Incoming email to my domain is forwarded through Cloudflare's free service to the generic Gmail account.

This seems to pass all quality checks to avoid being sent to spam.



I do this but with Namecheap + Gmail. It has worked flawlessly for years.

The only issue is that emails don't come in instantly. They can take up to 15 minutes. I consider this a feature, but it would be really annoying to some.


> The only issue is that emails don't come in instantly. They can take up to 15 minutes. I consider this a feature, but it would be really annoying to some.

I have a somewhat similar setup, slightly different. Most emails arrive within 10-15 seconds, but sometimes gets stuck somewhere along the line (as it happens with emails), which is normally not a problem.

But some platforms force you to use the "send link to login via email" option for login, which again, normally is not a problem. But when they have a timeout of 10 minutes + it takes 15 minutes for it to arrive, you end up not being able to login.

Only happened to me a few times during the years of this setup, but when it does happen, it really sucks.


This is called "greylisting" and it's fairly normal if you don't run your own server. Someone triggers a spam block and gets put on a partial time-out. Then the more times they try to re-send an email to you, the longer their emails get kept in limbo.

If you don't control the server, you don't have independent email.


Well, could be that, could be other things as well. Could be the sender who have implemented their email sending via a queue, and currently they are overloaded. Could be their email sending server/service who is behind and having delivery problems. Could be numerous things thanks to the nature of email.

In the end, the UX of having to wait for an email sucks, sometimes.

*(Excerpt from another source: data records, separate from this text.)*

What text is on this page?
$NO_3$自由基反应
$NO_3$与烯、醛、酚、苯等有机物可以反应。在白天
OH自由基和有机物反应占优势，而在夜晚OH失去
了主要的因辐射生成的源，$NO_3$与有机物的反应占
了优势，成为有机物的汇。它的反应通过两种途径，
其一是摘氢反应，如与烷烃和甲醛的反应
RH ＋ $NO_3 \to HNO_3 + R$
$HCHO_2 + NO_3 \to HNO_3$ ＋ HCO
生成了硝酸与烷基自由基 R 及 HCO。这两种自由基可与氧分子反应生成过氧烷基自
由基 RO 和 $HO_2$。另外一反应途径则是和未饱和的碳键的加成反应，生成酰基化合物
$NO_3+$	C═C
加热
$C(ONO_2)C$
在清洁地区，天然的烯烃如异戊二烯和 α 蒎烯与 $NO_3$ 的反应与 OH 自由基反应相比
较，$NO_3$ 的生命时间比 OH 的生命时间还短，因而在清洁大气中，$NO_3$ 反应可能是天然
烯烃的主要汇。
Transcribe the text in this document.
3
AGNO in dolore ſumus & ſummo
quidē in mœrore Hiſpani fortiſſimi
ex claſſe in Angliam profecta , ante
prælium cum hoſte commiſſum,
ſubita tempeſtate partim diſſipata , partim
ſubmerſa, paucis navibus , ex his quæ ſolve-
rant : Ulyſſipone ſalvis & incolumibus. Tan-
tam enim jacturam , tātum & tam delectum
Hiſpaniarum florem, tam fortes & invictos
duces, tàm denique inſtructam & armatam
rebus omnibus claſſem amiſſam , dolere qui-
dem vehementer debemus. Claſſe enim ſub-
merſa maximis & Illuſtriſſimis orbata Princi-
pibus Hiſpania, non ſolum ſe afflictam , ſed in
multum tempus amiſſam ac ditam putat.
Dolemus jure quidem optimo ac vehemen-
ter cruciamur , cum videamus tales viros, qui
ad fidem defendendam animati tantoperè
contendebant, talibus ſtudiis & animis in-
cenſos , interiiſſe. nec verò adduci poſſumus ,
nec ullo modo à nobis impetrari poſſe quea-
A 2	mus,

True. The outbound queuing thing is going away, though. A lot of banks and service companies used to wait until a regular 2, 3 or 5 minute mark (00:00, 00:02) to send those verification emails in batch. In the past year or so there's been a move away from that it seems. The initial reason for batching them was to prevent spammers from triggering hordes of emails somehow off their system by gaming the "submit" button for a form, but now there's other security in place and the emails are being sent out faster. Generally, once an email is sent, it's almost instantaneously received if the recipient isn't delaying or blocking it. 99% of the time when I hear from clients who are waiting for an email, it either came in right away and bounced because our spam filters were too tight, or our own greylisting kicked in and slowed it down.